If TV advertising does in fact "shit" to online, brands will have missed a huge opportunity to redefine themselves as functional members of society instead of annoying hucksters.
People recognize that Google is one crazy advertising machine, but it's obvious to me that they got there by tactically "not being evil." The only way you can communicate to consumer markets is through a messenger that they trust. Trust is the only thing that matters.
Anyways, the whole "legal advantage more important than strategy/engineering advantage" conundrum sucks. I hope Google can juggle this because I so so want the "Don't be evil" strategy to work. What an incredible precedent to set [for the sake of humanity].
In general, it seems like this "redefinition of property" thing is going to take a while and be pretty bloody.
http://www.benkler.org/wealth_of_networks/index.php/Main_Page
Posted by: Ethan Bauley | Apr 16, 2007 2:59:13 PM
You are right on. Having been competing with Google and Microsoft for a long time there is a pretty obvious switch that happens when companies get so large. Namely, they need to start telling the world exactly what their game plan is - its the only way to develop the ecosystems that justify their size. Makes it hard to be very crafty when you are forced to publish your playbook.
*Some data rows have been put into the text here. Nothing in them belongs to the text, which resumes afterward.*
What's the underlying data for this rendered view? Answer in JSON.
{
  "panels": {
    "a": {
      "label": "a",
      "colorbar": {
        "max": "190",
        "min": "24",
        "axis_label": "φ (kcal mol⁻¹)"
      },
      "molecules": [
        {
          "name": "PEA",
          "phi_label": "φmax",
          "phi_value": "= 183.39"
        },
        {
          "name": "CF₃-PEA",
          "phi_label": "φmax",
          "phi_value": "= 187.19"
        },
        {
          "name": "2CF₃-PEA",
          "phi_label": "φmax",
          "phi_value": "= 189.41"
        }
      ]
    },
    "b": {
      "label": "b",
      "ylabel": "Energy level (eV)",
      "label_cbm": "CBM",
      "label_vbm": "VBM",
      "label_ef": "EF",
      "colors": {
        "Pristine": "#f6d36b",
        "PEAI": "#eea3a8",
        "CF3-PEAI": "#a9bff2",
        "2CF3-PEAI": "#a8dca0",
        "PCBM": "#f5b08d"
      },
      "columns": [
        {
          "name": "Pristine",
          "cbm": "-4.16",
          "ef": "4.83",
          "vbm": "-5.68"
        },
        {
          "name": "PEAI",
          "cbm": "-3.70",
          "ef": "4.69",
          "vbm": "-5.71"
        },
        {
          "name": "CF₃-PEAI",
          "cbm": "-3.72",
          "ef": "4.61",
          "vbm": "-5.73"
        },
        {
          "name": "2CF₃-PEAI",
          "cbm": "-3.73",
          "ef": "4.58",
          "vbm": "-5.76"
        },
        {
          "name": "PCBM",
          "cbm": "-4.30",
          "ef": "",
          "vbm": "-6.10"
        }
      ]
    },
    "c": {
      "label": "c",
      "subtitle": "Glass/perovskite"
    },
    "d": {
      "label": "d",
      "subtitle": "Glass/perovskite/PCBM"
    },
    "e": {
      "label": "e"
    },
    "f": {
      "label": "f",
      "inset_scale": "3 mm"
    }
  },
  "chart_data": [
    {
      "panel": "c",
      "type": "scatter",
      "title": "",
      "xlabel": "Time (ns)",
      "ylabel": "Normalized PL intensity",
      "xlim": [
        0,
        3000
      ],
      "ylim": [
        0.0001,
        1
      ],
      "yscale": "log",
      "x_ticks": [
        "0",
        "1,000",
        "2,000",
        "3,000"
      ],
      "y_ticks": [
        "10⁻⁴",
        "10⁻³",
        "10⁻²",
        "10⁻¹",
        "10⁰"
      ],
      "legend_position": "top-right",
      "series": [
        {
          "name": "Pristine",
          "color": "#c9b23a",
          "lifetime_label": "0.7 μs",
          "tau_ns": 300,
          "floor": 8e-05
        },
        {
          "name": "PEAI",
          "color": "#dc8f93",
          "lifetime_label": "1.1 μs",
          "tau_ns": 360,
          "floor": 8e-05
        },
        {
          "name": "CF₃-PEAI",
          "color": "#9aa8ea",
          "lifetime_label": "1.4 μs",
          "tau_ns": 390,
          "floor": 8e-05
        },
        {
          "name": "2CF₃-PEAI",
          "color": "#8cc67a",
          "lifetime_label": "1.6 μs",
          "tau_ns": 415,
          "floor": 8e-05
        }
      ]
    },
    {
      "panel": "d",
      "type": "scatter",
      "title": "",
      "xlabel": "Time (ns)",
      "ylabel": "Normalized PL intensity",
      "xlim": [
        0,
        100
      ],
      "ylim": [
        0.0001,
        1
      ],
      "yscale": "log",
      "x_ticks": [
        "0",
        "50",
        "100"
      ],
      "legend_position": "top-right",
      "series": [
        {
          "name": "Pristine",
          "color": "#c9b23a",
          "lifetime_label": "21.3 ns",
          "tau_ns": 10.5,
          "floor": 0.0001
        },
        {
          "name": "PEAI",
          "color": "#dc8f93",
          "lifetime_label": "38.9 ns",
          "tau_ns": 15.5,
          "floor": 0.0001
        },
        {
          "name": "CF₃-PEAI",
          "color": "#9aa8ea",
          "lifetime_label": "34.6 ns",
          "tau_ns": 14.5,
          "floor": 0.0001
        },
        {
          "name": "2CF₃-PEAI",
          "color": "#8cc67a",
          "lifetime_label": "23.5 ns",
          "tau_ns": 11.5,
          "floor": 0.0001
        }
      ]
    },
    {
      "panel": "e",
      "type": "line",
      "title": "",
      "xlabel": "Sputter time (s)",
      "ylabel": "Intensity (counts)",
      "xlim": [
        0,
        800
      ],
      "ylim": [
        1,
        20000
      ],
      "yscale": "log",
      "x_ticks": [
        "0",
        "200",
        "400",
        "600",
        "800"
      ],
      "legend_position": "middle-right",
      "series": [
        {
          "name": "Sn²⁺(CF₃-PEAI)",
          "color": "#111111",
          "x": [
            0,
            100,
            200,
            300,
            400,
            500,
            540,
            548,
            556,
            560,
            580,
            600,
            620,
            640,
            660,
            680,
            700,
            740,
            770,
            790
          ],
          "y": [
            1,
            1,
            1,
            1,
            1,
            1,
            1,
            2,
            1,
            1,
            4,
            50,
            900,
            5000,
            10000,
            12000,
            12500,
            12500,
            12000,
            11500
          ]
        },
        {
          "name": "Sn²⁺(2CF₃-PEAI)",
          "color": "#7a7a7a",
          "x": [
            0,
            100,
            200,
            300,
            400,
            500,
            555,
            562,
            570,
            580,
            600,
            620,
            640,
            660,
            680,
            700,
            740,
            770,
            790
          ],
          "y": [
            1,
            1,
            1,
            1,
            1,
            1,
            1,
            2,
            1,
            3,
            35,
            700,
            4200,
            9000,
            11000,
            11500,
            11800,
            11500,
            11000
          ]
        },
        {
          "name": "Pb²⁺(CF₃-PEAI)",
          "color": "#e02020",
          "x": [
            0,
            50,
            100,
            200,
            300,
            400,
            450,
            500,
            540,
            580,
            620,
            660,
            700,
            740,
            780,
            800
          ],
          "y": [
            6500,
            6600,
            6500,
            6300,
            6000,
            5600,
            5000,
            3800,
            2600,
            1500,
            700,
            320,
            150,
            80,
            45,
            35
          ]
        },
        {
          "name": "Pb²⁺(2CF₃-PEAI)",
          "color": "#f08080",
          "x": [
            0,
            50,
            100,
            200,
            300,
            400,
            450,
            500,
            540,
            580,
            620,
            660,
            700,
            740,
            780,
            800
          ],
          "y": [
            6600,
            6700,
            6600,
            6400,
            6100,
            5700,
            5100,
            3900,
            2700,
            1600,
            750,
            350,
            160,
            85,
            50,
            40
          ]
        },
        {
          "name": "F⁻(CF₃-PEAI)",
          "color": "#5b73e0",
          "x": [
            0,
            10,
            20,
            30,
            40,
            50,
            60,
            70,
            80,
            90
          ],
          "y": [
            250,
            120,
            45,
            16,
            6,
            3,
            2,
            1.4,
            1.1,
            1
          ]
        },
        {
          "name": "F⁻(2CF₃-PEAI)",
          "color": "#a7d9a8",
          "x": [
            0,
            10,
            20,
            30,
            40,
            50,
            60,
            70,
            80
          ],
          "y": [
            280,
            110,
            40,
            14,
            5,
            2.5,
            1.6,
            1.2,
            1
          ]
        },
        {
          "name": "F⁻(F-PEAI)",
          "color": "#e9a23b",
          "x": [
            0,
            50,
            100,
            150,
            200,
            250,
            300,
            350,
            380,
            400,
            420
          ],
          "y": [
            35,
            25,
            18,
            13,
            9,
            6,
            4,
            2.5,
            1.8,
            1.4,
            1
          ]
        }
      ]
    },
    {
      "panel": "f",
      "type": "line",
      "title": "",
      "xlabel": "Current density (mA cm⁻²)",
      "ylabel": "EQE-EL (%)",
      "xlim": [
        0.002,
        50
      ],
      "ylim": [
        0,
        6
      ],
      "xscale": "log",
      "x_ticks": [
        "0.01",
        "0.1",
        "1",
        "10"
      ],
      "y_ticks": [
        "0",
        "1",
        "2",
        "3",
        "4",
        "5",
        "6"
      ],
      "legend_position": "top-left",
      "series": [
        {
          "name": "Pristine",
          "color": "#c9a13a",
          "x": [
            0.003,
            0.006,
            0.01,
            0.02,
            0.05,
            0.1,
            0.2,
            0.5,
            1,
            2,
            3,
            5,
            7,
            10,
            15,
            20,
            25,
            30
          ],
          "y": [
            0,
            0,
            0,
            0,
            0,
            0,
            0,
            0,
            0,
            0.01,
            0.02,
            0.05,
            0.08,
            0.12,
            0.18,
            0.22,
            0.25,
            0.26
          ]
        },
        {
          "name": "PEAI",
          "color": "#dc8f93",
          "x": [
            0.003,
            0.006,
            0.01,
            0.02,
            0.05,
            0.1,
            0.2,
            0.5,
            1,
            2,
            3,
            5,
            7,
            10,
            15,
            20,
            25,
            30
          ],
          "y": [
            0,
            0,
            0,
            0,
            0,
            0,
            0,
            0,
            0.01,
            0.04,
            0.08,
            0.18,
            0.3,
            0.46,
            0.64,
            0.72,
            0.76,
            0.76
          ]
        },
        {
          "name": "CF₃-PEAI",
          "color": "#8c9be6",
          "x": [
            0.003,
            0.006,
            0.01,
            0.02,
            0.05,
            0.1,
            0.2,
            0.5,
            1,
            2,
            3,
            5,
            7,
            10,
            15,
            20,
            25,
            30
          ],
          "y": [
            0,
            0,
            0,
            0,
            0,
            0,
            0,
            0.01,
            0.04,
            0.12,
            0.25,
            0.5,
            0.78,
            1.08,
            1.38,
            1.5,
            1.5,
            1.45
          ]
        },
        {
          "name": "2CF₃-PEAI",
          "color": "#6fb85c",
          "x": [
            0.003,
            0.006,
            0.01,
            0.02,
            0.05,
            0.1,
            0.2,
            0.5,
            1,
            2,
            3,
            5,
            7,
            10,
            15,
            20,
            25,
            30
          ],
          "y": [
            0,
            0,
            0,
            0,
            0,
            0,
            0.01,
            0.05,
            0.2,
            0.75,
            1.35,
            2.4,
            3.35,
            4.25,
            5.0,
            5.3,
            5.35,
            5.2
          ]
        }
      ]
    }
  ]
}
As a veteran of a few acquisitions of medium stage start-ups, I can tell you that its almost impossible to get right. If you think Google is going to be any better at it than the average company you are kidding yourself.
Posted by: Steve | Apr 16, 2007 8:33:08 PM
What is more important is what this move says about the current strength of the NY tech community. Great that Dennis and Alex saw better opportunities outside of the goog...in NY nonetheless. Looking forward to seeing more folks spin out of goog NY -- and perhaps being drawn back into goog's orbit at a later date.
Posted by: Adam Erlebacher | Apr 16, 2007 11:08:32 PM
Google is a big company with Web services in its DNA, the same way Microsoft is a big company with packaged software in its DNA. Right now, we're moving from packaged software to Web services.
At least until the Web services model is superseded, I'm rooting for Google.
Posted by: Mike @ Emerging Earth | Apr 18, 2007 4:02:13 AM
Sometimes I think people and companies are prone to become what they dislike.
Posted by: captain flummox | Apr 18, 2007 11:32:58 AM
"Sometimes I think people and companies are prone to become what they dislike."
Just like children that don't want to grow up into adults and be like thier parents.
Posted by: James | Apr 20, 2007 5:59:45 PM
That two lazy hipsters would find Google not to their liking is definitely a good thing. From what I can tell, Google has little dead wood yet (at least in engineering), but those two would qualify.